Skip to content

Architecture

Hokage Vision Agent separates UI, orchestration, and computer vision execution.

flowchart TD
    CLI["CLI"]
    GUI["PySide6 GUI"]
    API["FastAPI"]
    Agent["RuleBasedAgent"]
    Inference["InferenceService"]
    Tools["ToolRegistry"]
    Backend["VisionBackend"]
    Data["Dataset / Training / Model Registry"]

    CLI --> Inference
    GUI --> Inference
    API --> Inference
    Agent --> Tools
    Tools --> Inference
    Tools --> Data
    Inference --> Backend
    Backend --> Mock["MockBackend"]
    Backend --> Ultra["UltralyticsBackend"]
    Backend --> Legacy["YOLOv5LegacyBackend"]

The model backend performs detection.

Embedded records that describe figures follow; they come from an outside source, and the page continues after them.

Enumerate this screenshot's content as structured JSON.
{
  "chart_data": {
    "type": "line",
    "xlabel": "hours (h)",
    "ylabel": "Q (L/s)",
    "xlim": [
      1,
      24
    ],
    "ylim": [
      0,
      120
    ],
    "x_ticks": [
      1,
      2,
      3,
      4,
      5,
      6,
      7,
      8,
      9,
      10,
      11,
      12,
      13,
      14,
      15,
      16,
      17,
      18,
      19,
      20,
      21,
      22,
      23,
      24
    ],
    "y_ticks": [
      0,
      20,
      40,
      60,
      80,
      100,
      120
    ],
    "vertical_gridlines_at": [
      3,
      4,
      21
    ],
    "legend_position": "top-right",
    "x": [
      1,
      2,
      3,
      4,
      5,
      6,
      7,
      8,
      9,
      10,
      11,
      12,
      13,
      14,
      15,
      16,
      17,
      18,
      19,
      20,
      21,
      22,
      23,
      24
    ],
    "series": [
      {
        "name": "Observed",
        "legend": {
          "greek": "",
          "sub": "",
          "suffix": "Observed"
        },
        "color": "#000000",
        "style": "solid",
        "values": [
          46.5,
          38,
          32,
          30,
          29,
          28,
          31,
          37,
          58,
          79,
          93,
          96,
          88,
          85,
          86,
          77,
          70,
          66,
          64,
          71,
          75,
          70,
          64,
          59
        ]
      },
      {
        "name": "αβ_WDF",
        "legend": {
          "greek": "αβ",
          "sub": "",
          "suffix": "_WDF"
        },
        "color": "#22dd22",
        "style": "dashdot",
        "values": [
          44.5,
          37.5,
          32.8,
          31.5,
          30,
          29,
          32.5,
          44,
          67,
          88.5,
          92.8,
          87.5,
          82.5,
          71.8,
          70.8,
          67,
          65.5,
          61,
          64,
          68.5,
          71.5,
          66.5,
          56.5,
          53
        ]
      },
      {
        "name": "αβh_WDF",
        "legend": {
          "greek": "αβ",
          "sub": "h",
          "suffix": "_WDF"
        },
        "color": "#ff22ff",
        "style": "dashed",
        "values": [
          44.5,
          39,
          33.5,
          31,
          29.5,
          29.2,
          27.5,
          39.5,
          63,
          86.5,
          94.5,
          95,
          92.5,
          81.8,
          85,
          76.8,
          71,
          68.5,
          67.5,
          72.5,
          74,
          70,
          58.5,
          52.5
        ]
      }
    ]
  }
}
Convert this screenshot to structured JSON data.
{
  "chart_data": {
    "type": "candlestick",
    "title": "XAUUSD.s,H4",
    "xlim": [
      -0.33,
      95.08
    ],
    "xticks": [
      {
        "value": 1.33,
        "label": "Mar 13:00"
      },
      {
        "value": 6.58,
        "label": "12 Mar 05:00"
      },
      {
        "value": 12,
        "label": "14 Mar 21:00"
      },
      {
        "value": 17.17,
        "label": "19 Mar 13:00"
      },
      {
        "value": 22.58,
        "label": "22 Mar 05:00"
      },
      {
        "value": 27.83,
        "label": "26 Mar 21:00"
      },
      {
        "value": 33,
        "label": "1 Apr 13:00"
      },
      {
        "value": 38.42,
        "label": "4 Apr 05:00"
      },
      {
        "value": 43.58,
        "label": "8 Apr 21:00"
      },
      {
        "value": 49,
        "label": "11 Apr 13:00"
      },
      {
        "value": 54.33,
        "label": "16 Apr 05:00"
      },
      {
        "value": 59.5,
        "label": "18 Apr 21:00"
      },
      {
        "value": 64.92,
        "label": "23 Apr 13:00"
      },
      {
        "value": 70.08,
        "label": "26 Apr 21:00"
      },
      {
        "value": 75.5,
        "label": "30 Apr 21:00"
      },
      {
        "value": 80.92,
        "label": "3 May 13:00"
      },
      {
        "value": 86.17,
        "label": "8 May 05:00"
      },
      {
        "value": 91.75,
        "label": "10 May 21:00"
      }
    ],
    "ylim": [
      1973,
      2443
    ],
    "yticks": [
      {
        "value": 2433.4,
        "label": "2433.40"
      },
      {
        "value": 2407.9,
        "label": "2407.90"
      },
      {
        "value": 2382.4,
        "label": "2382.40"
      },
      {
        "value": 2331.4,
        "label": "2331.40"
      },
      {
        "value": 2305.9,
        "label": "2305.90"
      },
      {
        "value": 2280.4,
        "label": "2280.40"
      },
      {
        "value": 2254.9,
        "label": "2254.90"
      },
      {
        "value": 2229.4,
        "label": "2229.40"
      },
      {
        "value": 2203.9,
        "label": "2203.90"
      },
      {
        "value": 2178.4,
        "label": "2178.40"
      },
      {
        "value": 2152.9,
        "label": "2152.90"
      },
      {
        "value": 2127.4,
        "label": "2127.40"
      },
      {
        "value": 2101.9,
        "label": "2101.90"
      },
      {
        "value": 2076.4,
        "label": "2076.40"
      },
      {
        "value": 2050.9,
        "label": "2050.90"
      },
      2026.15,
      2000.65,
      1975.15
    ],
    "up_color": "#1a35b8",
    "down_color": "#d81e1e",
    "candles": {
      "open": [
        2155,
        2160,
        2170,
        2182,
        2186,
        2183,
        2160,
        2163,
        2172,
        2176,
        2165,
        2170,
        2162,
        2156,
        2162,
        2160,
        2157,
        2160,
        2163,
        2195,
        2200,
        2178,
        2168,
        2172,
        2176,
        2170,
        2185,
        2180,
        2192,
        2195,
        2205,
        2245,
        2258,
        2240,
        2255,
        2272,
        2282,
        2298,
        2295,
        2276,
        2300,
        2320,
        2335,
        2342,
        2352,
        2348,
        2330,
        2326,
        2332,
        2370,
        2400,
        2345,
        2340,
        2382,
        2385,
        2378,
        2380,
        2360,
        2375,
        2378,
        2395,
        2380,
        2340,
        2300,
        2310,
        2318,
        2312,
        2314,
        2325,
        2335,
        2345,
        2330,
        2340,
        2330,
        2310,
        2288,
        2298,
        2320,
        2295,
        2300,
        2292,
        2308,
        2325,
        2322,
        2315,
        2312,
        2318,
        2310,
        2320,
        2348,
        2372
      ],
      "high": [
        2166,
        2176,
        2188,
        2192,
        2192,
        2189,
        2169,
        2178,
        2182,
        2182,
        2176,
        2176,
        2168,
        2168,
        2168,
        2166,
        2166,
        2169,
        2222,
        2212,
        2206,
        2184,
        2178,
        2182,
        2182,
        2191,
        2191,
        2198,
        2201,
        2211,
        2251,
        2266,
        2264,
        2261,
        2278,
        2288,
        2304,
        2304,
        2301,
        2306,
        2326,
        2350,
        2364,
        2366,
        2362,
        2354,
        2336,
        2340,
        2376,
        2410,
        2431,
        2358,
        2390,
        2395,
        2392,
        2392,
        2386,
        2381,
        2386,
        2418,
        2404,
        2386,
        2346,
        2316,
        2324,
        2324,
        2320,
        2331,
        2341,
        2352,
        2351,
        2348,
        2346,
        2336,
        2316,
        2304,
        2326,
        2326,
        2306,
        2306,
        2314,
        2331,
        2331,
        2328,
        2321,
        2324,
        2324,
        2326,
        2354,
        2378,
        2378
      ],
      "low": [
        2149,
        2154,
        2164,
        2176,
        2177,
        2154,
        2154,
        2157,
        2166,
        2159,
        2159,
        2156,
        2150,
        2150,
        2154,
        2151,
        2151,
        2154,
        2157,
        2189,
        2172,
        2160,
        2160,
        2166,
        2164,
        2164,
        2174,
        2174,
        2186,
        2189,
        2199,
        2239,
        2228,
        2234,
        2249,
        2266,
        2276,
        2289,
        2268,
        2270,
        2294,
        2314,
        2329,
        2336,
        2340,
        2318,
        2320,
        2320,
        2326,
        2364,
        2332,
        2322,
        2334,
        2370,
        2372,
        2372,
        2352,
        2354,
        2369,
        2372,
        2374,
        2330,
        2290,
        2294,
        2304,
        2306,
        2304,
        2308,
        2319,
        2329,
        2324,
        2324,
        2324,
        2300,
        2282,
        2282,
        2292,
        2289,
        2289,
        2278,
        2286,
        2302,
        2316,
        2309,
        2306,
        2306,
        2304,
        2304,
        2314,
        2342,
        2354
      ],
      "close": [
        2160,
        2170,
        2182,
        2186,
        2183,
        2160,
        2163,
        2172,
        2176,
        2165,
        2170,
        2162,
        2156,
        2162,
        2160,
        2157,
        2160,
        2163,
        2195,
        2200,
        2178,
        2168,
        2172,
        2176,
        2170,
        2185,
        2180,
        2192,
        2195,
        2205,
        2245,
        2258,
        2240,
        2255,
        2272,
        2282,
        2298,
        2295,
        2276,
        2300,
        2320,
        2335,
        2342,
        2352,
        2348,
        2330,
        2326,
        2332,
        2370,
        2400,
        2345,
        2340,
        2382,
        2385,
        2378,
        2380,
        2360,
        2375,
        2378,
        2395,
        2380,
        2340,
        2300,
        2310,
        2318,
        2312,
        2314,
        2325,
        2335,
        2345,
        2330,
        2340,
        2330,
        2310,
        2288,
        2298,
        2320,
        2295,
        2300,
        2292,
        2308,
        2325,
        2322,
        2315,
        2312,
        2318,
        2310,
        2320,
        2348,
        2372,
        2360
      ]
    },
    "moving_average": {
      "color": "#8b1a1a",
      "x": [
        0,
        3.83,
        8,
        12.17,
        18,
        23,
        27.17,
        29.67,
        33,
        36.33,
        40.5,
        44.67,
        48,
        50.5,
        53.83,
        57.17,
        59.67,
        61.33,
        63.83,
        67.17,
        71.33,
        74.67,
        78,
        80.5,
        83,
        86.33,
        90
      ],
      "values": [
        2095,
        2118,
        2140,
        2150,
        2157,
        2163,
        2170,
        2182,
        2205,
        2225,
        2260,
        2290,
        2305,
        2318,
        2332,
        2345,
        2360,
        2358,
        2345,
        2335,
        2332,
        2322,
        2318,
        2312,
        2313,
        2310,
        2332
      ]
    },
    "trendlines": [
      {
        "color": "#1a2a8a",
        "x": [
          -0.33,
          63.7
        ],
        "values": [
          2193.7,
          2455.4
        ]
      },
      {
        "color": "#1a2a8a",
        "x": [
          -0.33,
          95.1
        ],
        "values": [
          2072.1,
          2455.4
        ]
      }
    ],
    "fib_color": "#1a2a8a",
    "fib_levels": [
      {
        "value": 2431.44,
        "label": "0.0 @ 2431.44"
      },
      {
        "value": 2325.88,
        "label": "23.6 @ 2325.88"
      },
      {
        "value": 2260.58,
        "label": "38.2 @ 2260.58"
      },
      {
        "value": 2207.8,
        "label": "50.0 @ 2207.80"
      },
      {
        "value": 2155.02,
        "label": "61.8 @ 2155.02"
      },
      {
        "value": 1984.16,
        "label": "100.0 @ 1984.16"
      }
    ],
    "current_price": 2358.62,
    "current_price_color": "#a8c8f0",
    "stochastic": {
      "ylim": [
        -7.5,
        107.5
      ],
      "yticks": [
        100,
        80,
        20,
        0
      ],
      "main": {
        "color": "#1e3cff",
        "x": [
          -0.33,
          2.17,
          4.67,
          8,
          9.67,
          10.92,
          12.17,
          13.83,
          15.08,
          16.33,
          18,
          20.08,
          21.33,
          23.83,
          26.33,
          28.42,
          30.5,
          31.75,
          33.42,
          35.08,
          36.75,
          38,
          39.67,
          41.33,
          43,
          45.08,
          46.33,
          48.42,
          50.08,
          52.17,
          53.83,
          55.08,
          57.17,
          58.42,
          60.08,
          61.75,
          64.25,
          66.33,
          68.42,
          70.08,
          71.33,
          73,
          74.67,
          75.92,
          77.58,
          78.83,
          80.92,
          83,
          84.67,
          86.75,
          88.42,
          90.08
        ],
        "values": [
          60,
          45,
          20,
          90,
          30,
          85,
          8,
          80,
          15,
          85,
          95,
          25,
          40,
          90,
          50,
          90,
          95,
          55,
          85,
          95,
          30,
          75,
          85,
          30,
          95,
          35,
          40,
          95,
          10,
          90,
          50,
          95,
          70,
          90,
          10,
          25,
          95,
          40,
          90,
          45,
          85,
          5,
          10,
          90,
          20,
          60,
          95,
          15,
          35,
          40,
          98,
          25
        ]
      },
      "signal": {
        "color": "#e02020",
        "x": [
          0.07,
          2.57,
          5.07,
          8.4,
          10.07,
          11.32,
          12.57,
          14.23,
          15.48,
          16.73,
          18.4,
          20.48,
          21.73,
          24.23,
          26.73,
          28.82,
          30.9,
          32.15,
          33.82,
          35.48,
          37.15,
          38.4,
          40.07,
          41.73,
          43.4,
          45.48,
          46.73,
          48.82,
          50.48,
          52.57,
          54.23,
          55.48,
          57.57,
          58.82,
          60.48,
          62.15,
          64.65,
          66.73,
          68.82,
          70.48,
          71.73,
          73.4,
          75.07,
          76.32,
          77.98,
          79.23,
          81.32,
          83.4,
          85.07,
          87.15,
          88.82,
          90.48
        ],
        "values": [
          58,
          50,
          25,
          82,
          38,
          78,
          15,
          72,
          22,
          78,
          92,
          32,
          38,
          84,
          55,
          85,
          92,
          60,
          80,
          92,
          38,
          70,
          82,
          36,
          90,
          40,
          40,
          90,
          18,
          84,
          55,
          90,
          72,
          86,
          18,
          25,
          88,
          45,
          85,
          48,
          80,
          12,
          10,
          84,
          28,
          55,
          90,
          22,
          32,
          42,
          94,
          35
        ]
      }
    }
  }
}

The Agent does not replace YOLO or decide visual labels; it only selects safe project tools such as detection, dataset validation, smoke training, evaluation, comparison, and model registry updates.

Boundaries

  • GUI, CLI, API, and Agent share core dataclasses and services.
  • The default mock backend keeps CI independent from GPU and private weights.
  • Real training and destructive operations default to dry-run.
  • Legacy YOLOv5 compatibility remains behind YOLOv5LegacyBackend and must not be copied into the new package.